Alors que le monde entier avait les yeux rivés sur la présence du Président Donald Trump au dernier sommet de l’ANASE à Kuala Lumpur du 26 au 28 octobre 2025, le Timor Leste devenait membre à part entière de l’Association des Nations de l’Asie du Sud-Est. Dans un discours extrêmement émouvant, le Premier ministre Xanana Gusmao revenait sur le long parcours qu’avait mené son pays pour rejoindre l’organisation régionale depuis sa candidature en 2011 à son statut d’observateur obtenu en 2022 jusqu’à aujourd’hui. En quatorze ans, le Timor-Leste avait ainsi réformé ses institutions et suivi la feuille de route définie par les membres de l’ANASE en 2022.
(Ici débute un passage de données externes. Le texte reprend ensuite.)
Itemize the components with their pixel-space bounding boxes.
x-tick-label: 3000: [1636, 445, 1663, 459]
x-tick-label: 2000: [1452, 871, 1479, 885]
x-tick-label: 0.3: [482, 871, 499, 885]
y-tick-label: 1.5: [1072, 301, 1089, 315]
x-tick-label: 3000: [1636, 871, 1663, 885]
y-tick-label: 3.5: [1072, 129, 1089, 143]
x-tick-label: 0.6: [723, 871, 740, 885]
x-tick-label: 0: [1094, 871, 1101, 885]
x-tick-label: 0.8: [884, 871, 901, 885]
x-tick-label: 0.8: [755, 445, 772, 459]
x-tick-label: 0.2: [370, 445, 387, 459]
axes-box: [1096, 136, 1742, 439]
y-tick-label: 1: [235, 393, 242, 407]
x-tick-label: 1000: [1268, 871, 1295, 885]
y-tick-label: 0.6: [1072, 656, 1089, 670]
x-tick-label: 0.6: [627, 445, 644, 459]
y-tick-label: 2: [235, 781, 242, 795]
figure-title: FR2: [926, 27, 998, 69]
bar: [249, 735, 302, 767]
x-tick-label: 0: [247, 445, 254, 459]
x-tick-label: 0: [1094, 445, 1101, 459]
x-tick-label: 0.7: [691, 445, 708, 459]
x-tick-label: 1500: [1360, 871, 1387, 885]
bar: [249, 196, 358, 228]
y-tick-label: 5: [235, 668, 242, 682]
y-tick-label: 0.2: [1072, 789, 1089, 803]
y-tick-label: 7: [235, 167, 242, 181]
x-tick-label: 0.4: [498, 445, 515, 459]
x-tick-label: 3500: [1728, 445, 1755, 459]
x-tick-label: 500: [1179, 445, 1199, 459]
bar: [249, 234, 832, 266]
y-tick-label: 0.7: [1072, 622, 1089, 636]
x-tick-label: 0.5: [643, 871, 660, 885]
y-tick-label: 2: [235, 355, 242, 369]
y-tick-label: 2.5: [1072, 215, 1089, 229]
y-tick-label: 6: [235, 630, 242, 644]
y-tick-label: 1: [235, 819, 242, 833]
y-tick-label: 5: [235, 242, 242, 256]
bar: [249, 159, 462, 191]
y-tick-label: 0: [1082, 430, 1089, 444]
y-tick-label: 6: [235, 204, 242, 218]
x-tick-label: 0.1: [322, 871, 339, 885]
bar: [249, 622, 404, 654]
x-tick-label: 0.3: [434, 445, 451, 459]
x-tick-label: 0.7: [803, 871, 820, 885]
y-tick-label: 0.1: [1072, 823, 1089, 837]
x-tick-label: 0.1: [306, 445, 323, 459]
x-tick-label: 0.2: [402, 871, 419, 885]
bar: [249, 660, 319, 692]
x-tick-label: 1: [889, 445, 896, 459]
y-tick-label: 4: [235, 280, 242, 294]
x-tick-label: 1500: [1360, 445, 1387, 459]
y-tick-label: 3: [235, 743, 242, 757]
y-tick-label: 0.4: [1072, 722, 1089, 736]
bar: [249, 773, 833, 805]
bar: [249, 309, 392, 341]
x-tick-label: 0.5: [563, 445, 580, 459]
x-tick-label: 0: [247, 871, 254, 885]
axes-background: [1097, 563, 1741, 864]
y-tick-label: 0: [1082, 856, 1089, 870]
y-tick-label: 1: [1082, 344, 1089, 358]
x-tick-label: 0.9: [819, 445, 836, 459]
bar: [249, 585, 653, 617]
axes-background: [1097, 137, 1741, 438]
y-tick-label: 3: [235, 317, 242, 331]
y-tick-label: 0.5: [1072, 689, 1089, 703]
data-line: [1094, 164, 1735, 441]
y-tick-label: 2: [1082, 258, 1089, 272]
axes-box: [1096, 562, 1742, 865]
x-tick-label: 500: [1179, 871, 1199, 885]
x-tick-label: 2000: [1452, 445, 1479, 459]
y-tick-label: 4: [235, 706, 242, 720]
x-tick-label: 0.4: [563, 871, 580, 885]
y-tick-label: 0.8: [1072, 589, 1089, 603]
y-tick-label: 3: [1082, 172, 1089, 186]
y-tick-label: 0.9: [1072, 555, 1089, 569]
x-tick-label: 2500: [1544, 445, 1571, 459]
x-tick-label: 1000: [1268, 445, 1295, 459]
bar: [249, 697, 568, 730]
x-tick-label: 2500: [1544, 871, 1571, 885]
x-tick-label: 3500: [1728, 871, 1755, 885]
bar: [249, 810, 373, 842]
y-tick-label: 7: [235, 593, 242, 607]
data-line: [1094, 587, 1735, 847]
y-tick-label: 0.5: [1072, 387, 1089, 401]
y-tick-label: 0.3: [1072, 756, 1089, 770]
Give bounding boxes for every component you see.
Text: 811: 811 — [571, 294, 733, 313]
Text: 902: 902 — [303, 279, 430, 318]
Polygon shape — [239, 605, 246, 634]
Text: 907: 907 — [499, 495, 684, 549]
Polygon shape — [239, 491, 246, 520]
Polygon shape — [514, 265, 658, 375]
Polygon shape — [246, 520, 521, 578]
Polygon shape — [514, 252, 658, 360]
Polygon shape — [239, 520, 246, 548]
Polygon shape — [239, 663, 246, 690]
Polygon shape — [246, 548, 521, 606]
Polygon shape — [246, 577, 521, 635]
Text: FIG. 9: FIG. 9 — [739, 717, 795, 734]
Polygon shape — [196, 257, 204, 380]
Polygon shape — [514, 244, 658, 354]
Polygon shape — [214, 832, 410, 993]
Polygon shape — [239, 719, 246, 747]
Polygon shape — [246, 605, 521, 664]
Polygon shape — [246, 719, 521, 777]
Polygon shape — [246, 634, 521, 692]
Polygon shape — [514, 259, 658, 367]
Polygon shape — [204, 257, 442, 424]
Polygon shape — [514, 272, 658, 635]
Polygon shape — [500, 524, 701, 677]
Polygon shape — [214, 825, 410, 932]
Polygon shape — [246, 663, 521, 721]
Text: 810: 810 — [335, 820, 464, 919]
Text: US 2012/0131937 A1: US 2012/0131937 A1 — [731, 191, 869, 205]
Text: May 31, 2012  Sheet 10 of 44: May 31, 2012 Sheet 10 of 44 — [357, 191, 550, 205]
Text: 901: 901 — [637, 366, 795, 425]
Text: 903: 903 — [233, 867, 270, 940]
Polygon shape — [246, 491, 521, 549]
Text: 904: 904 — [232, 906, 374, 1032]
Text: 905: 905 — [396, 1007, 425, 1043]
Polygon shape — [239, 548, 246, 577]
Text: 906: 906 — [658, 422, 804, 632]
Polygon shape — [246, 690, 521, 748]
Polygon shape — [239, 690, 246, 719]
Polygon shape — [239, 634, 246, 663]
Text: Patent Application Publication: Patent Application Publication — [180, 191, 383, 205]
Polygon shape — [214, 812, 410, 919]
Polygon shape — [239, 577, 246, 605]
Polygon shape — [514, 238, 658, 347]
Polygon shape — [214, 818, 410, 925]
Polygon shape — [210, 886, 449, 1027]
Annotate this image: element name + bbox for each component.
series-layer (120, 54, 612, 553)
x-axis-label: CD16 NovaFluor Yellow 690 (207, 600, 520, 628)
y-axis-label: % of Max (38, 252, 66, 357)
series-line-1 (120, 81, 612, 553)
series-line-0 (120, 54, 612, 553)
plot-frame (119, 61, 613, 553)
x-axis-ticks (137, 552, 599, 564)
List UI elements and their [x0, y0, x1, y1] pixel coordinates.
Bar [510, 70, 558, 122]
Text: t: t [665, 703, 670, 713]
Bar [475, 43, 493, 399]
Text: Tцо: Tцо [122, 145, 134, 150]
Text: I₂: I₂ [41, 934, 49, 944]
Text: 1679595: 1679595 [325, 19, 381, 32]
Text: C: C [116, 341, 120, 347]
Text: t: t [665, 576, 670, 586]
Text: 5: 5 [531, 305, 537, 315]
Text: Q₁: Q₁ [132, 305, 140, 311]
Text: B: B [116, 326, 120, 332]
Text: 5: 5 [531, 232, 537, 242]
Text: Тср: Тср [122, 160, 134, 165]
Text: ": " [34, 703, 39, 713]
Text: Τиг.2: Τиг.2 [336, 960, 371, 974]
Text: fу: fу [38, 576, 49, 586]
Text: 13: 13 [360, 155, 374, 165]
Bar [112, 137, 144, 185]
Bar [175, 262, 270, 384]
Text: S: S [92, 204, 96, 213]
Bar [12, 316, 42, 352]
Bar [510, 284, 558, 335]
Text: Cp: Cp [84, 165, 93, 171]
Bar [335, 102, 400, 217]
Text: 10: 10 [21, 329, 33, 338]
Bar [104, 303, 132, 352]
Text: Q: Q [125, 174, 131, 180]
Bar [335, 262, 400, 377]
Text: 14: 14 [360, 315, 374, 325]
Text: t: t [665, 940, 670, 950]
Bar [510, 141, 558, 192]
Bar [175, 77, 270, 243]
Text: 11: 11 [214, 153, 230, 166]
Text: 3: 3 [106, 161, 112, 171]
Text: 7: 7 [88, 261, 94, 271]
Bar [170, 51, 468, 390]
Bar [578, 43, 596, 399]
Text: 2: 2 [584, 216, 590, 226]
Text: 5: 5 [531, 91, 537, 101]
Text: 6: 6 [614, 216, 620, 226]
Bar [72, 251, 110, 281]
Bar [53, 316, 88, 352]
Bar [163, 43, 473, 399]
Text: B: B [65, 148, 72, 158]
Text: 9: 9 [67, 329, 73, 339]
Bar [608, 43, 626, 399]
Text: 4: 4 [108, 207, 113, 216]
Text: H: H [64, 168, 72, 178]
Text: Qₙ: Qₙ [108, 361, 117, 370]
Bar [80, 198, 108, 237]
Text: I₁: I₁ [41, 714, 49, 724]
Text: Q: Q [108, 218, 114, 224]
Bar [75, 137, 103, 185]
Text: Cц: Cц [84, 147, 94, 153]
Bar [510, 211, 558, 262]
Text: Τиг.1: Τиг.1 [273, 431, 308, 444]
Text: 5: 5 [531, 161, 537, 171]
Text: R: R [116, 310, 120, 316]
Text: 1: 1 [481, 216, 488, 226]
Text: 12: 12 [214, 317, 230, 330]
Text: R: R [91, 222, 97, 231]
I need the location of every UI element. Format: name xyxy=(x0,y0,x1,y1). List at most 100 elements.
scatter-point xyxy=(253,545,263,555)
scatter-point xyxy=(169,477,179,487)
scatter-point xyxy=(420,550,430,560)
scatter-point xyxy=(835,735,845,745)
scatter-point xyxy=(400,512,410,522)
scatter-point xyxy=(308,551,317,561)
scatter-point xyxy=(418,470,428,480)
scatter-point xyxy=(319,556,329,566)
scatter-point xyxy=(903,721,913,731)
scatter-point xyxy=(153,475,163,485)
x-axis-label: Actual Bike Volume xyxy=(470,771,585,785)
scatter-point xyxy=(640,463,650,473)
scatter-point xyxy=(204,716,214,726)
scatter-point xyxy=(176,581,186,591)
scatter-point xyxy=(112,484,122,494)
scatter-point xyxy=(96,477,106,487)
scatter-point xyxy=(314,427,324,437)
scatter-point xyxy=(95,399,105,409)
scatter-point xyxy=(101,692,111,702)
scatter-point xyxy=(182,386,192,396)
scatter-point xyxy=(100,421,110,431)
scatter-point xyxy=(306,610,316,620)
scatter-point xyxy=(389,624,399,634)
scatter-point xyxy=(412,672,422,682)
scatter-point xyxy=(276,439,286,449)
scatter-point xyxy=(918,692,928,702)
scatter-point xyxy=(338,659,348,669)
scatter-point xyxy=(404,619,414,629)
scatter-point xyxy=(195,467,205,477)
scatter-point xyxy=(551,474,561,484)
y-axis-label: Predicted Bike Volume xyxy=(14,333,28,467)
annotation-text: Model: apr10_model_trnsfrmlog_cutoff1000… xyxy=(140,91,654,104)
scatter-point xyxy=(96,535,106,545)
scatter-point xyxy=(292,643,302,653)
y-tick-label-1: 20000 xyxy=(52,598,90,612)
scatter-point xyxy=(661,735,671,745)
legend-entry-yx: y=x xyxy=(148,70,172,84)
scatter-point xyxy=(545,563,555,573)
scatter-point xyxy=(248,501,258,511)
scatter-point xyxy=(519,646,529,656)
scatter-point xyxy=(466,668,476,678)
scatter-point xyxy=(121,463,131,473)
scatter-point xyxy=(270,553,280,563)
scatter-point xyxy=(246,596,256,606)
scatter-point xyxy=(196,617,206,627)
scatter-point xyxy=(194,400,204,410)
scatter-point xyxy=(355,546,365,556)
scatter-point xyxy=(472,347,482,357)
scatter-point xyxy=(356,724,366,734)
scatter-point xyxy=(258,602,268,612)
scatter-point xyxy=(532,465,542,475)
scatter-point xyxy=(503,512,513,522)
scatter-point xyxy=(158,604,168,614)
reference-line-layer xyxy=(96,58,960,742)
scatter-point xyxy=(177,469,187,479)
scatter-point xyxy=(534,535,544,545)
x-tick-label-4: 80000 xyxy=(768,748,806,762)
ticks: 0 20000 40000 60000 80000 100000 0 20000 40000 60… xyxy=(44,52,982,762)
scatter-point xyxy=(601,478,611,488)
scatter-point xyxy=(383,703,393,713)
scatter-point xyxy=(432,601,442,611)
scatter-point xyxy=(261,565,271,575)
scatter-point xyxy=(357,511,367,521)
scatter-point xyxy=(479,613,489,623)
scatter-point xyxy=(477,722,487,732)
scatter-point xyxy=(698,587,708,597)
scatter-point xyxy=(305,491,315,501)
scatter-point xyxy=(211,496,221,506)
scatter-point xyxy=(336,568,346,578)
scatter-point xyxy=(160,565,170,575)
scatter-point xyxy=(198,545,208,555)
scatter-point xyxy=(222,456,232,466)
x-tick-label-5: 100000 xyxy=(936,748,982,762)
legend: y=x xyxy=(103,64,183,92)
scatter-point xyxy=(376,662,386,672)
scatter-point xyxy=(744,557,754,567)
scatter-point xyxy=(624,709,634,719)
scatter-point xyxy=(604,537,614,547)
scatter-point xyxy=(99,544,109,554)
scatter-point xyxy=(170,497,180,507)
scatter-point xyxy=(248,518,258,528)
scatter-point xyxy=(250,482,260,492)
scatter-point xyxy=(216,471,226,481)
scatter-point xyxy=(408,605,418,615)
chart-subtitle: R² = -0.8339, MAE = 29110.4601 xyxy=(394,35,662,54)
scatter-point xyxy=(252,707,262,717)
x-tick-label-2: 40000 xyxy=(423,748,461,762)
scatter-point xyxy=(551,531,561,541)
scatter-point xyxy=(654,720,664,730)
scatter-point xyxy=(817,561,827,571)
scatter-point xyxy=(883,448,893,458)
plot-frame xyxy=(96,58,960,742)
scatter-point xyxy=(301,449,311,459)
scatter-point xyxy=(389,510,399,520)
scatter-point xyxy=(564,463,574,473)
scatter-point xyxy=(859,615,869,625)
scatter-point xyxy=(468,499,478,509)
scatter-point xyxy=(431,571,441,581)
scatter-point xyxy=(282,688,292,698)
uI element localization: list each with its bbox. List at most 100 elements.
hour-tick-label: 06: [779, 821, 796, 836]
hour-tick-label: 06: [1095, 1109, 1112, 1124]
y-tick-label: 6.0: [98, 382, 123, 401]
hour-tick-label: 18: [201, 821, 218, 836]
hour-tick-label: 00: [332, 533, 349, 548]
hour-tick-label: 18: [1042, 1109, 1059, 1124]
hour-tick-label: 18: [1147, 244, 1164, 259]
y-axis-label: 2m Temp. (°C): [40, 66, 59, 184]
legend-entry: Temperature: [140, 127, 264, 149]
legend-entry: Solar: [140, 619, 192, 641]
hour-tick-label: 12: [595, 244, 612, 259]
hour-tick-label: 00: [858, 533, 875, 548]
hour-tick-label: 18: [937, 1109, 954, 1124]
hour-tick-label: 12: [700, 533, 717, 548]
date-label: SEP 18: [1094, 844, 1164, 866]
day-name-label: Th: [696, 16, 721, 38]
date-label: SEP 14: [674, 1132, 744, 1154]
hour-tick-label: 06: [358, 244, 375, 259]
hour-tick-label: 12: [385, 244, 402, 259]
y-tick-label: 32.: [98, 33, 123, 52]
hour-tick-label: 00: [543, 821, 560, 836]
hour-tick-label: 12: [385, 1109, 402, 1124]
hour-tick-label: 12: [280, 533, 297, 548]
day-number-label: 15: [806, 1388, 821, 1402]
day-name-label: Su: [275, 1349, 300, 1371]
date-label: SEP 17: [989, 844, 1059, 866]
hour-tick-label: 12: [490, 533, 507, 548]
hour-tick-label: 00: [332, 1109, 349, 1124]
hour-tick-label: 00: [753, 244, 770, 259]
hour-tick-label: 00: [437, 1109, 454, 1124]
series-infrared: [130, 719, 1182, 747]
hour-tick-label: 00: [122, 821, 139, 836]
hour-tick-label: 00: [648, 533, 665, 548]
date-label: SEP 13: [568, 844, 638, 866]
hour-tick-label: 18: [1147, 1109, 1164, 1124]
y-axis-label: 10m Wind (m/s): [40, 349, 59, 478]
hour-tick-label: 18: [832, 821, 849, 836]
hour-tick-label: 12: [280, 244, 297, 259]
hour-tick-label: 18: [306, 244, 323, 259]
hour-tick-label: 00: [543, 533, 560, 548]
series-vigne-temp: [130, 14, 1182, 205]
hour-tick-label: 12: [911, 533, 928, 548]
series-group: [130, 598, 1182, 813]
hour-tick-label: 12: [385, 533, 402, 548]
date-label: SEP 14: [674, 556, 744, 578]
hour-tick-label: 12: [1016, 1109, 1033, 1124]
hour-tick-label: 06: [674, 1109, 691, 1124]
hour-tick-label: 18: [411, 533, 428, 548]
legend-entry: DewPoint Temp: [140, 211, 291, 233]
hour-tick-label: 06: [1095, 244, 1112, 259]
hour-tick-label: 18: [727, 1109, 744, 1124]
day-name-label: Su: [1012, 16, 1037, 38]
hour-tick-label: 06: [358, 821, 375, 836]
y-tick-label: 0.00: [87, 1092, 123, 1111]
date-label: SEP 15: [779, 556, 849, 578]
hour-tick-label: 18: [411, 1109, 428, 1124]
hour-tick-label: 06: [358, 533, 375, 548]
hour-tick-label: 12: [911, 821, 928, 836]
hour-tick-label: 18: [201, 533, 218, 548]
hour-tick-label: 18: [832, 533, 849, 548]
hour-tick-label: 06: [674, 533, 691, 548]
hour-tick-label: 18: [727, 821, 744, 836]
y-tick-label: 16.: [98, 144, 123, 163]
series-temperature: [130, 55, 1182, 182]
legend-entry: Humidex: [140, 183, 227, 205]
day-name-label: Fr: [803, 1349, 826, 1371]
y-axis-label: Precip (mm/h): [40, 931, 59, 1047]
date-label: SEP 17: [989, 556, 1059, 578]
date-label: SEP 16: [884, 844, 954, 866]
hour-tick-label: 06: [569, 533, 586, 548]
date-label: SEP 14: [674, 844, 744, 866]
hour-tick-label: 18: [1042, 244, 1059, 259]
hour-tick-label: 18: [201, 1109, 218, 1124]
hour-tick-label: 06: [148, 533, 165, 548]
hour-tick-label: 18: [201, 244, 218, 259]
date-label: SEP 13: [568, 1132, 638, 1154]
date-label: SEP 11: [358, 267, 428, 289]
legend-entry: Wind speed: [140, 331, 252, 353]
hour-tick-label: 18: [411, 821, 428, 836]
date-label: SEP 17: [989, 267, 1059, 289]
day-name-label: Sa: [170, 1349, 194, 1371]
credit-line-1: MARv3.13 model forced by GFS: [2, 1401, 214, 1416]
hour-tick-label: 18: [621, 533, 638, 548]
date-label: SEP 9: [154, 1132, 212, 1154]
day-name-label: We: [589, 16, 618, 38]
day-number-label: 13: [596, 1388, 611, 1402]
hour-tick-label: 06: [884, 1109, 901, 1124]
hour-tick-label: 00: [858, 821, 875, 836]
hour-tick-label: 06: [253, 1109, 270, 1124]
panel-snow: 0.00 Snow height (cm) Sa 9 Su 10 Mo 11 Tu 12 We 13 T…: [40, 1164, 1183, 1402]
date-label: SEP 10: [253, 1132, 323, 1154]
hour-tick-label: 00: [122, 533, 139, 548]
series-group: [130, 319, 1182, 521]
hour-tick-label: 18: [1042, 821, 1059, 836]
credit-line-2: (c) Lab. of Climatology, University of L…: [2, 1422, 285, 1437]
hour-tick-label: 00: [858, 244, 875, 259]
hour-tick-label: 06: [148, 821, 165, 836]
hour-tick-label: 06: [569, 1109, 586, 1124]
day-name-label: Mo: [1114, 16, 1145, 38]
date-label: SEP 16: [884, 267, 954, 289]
Une adhésion longtemps retardée

Cependant, il reste de nombreux défis à relever pour le Timor Leste. Il est aujourd’hui la plus petite économie du bloc régional, son PIB n’atteint en 2025 que 2,13 milliards de dollars, loin des 16 milliards de dollars du Laos, pourtant avant-dernière économie de l’ANASE. Le pays est le plus pauvre de l’ANASE  avec le Myanmar aujourd’hui en situation de guerre civile. C’est justement ce retard économique qui a longtemps retardé l’intégration du pays dans l’ANASE. Si certains Etats membres tels que les Philippines ont toujours soutenu la candidature du Timor-Leste, d’autres Etats notamment Singapour s’y sont longtemps opposés en raison du faible niveau de développement de l’ancienne colonie portugaise. L’instabilité politique dont a souffert le Timor-Leste depuis son indépendance en 2002 a aussi été un frein à son intégration dans l’organisation régionale. Il y a près de vingt ans, an 2006, le pays connaissait une crise politique majeure qui avait l’intervention de la communauté internationale. Il faut attendre 2012 pour que le Timor-Leste s’apaise et entame un travail de reconstruction et de réconciliation. Les relations avec son voisin l’Indonésie se sont améliorées, et Djakarta a soutenu la candidature du Timor-Leste. Mais pour Singapour, l’adhésion du Timor-Leste venait s’ajouter à la situation complexe que connaissait l’ANASE avec la guerre civile que connaît le Myanmar depuis 2021.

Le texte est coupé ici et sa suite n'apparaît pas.